论文标题
仅标签模型反转攻击:需要最少信息的攻击
Label-only Model Inversion Attack: The Attack that Requires the Least Information
论文作者
论文摘要
在模型反转攻击中,对手试图仅使用模型的输出来重建用于训练目标模型的数据记录。在启动现代模型反转攻击时,讨论的策略通常基于预测的置信得分向量,即黑盒攻击或目标模型的参数,即白盒攻击。但是,在现实世界中,模特所有者通常只给出预测的标签。置信分数向量和模型参数被隐藏为防止这种攻击的防御机制。不幸的是,我们找到了一种模型反转方法,该方法只能基于输出标签重建输入数据记录。我们认为这是需要最少信息才能成功的攻击,因此具有最佳的适用性。关键思想是利用目标模型的错误率来计算从一组数据记录到目标模型决策边界的中值距离。因此,距离用于生成置信分数向量,该置信得分向量被用于训练攻击模型以重建数据记录。实验结果表明,高度可识别的数据记录可以用比现有方法少得多的信息重建。

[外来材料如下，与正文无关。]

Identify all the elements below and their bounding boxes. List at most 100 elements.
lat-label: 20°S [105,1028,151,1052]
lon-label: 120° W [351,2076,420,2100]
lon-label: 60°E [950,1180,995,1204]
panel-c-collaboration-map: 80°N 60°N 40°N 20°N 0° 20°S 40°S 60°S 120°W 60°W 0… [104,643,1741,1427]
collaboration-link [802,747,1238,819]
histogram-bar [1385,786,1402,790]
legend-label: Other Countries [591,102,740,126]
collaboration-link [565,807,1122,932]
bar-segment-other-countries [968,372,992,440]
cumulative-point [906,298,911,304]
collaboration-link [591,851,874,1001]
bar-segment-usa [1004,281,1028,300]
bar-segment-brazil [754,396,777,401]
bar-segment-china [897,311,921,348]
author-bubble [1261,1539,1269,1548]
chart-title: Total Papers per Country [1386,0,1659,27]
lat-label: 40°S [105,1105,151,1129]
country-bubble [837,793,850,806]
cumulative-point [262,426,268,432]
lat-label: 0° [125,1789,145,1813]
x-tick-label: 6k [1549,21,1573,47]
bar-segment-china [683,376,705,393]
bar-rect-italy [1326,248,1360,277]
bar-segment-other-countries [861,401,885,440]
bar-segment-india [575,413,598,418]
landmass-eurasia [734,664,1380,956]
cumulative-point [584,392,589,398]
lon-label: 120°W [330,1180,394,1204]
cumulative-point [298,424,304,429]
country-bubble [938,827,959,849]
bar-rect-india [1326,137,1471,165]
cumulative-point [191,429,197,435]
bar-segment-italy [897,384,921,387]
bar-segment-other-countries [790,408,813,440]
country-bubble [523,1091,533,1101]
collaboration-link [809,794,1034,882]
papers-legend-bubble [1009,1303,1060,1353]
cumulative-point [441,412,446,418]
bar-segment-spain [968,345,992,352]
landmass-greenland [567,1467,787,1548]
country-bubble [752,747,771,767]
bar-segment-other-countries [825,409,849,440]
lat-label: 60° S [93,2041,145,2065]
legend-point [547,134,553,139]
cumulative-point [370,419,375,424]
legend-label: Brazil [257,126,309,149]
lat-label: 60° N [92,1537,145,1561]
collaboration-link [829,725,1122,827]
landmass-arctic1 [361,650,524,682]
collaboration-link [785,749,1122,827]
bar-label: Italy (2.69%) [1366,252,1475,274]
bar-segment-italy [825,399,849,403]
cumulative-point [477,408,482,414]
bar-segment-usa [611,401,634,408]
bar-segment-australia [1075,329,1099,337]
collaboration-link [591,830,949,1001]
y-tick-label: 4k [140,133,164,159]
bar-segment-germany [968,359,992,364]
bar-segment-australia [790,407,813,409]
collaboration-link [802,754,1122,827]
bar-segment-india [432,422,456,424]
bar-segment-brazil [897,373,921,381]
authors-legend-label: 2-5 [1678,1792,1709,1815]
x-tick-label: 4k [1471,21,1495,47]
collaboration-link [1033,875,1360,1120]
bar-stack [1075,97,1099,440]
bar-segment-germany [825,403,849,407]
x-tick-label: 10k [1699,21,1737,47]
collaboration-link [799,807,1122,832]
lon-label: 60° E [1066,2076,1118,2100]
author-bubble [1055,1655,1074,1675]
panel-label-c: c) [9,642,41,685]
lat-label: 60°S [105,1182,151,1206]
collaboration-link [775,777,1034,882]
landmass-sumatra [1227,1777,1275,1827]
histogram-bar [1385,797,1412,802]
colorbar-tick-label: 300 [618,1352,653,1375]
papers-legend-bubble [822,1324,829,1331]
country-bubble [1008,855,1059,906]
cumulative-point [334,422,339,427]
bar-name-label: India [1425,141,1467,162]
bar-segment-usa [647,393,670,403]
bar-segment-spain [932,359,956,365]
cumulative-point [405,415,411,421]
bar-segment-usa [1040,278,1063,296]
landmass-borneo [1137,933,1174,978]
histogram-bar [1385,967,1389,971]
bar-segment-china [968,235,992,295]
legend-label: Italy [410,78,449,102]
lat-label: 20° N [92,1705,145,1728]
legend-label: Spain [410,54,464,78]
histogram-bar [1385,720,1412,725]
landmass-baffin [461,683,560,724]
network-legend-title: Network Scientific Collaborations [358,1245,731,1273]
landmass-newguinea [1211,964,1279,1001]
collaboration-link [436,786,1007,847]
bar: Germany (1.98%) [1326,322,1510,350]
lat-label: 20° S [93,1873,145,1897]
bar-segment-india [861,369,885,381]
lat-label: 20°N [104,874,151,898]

In a model inversion attack, an adversary attempts to reconstruct the data records, used to train a target model, using only the model's output. In launching a contemporary model inversion attack, the strategies discussed are generally based on either predicted confidence score vectors, i.e., black-box attacks, or the parameters of a target model, i.e., white-box attacks. However, in the real world, model owners usually only give out the predicted labels; the confidence score vectors and model parameters are hidden as a defense mechanism to prevent such attacks. Unfortunately, we have found a model inversion method that can reconstruct the input data records based only on the output labels. We believe this is the attack that requires the least information to succeed and, therefore, has the best applicability. The key idea is to exploit the error rate of the target model to compute the median distance from a set of data records to the decision boundary of the target model. The distance, then, is used to generate confidence score vectors which are adopted to train an attack model to reconstruct the data records. The experimental results show that highly recognizable data records can be reconstructed with far less information than existing methods.